At the same time, we are witnessing a structural rise in permanent unemployment. The number of people unemployed for more than 27 weeks has climbed to 1.826 million—the highest since February 2022. A recent paper, Generative AI as Seniority-Biased Technological Change: Evidence from U.S. Résumé and Job Posting Data, finds that since Q1 2023, firms adopting AI have sharply reduced junior roles compared to non-AI firms, while senior positions continued to increase. The decline in junior roles is driven mainly by slower hiring, not higher attrition, with wholesale and retail trade most affected. Education-based heterogeneity shows a U-shaped pattern: mid-tier graduates face the steepest declines, while elites and low-tier graduates are less affected.

(Figure 3. Long-term unemployment reflects structural job loss; Source: MacroMicro)

(Figure 4. Sharp decline in junior positions since 2023; Source: Generative AI as Seniority-Biased Technological Change: Evidence from U.S. Résumé and Job Posting Data)

In short, workers lacking skills are forced either into lower-paying jobs or into reskilling for higher-level roles. The decline in job openings is not primarily due to a weak economy; rather, certain positions have simply disappeared.

Turning back to prices: the July ISM Manufacturing PMI report noted that most firms have raised product prices, largely due to tariffs driving up raw material costs. As consumer purchasing power fades, higher prices will eventually weigh on corporate sales and earnings. These real-economy impacts have yet to be priced into risk assets.

The current wave of FOMO has yet to recognize that risks are building. A poor risk-reward ratio is the ultimate pitfall for investors.
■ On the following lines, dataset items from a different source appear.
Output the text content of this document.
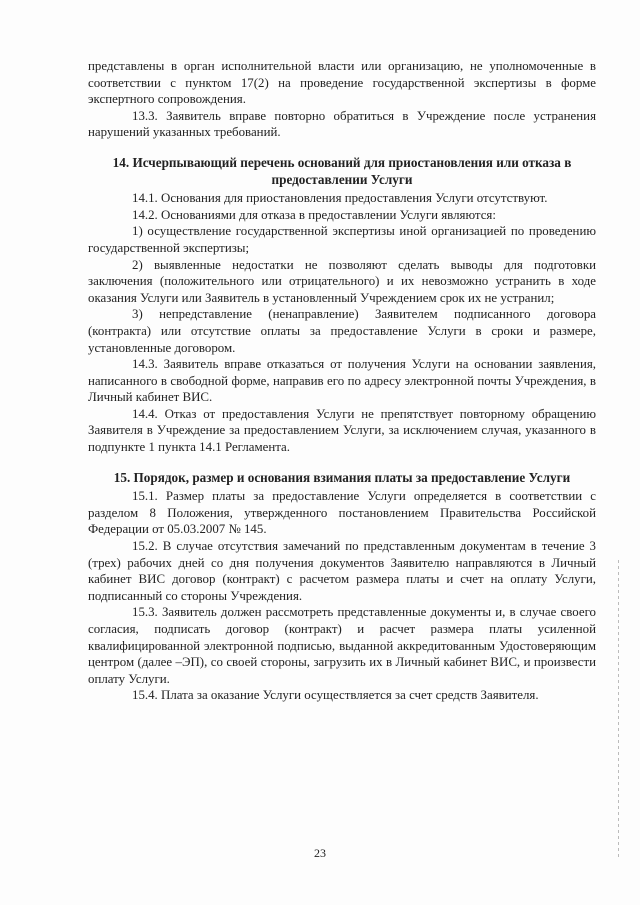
представлены в орган исполнительной власти или организацию, не уполномоченные в соответствии с пунктом 17(2) на проведение государственной экспертизы в форме экспертного сопровождения.

13.3. Заявитель вправе повторно обратиться в Учреждение после устранения нарушений указанных требований.

14. Исчерпывающий перечень оснований для приостановления или отказа в предоставлении Услуги

14.1. Основания для приостановления предоставления Услуги отсутствуют.

14.2. Основаниями для отказа в предоставлении Услуги являются:

1) осуществление государственной экспертизы иной организацией по проведению государственной экспертизы;

2) выявленные недостатки не позволяют сделать выводы для подготовки заключения (положительного или отрицательного) и их невозможно устранить в ходе оказания Услуги или Заявитель в установленный Учреждением срок их не устранил;

3) непредставление (ненаправление) Заявителем подписанного договора (контракта) или отсутствие оплаты за предоставление Услуги в сроки и размере, установленные договором.

14.3. Заявитель вправе отказаться от получения Услуги на основании заявления, написанного в свободной форме, направив его по адресу электронной почты Учреждения, в Личный кабинет ВИС.

14.4. Отказ от предоставления Услуги не препятствует повторному обращению Заявителя в Учреждение за предоставлением Услуги, за исключением случая, указанного в подпункте 1 пункта 14.1 Регламента.

15. Порядок, размер и основания взимания платы за предоставление Услуги

15.1. Размер платы за предоставление Услуги определяется в соответствии с разделом 8 Положения, утвержденного постановлением Правительства Российской Федерации от 05.03.2007 № 145.

15.2. В случае отсутствия замечаний по представленным документам в течение 3 (трех) рабочих дней со дня получения документов Заявителю направляются в Личный кабинет ВИС договор (контракт) с расчетом размера платы и счет на оплату Услуги, подписанный со стороны Учреждения.

15.3. Заявитель должен рассмотреть представленные документы и, в случае своего согласия, подписать договор (контракт) и расчет размера платы усиленной квалифицированной электронной подписью, выданной аккредитованным Удостоверяющим центром (далее –ЭП), со своей стороны, загрузить их в Личный кабинет ВИС, и произвести оплату Услуги.

15.4. Плата за оказание Услуги осуществляется за счет средств Заявителя.

23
For seasoned traders, patience and readiness for a trend reversal are now critical disciplines.

Gold Technical Analysis

Following yesterday‘s technical observations, investors should either stay flat or exit longs and consider short positions. We maintain our view that above 3,548 is an overextended move, as the rally has already satisfied the 1:1.618 extension target. Gold’s seven-day surge to fresh highs comes with heightened risk of chasing momentum. For shorts, stops can be set at 3,580, given excessive short-term deviation. Downside targets include a retracement toward the 5-day MA near 3,512. A break below 3,490 would signal a potential trend reversal.

Support: 3,490

Resistance: 3,548

Risk Disclaimer: The above views, analyses, research, prices, or other information are provided as general market commentary and do not constitute investment advice. All viewers bear sole responsibility for their trading decisions. Please exercise caution.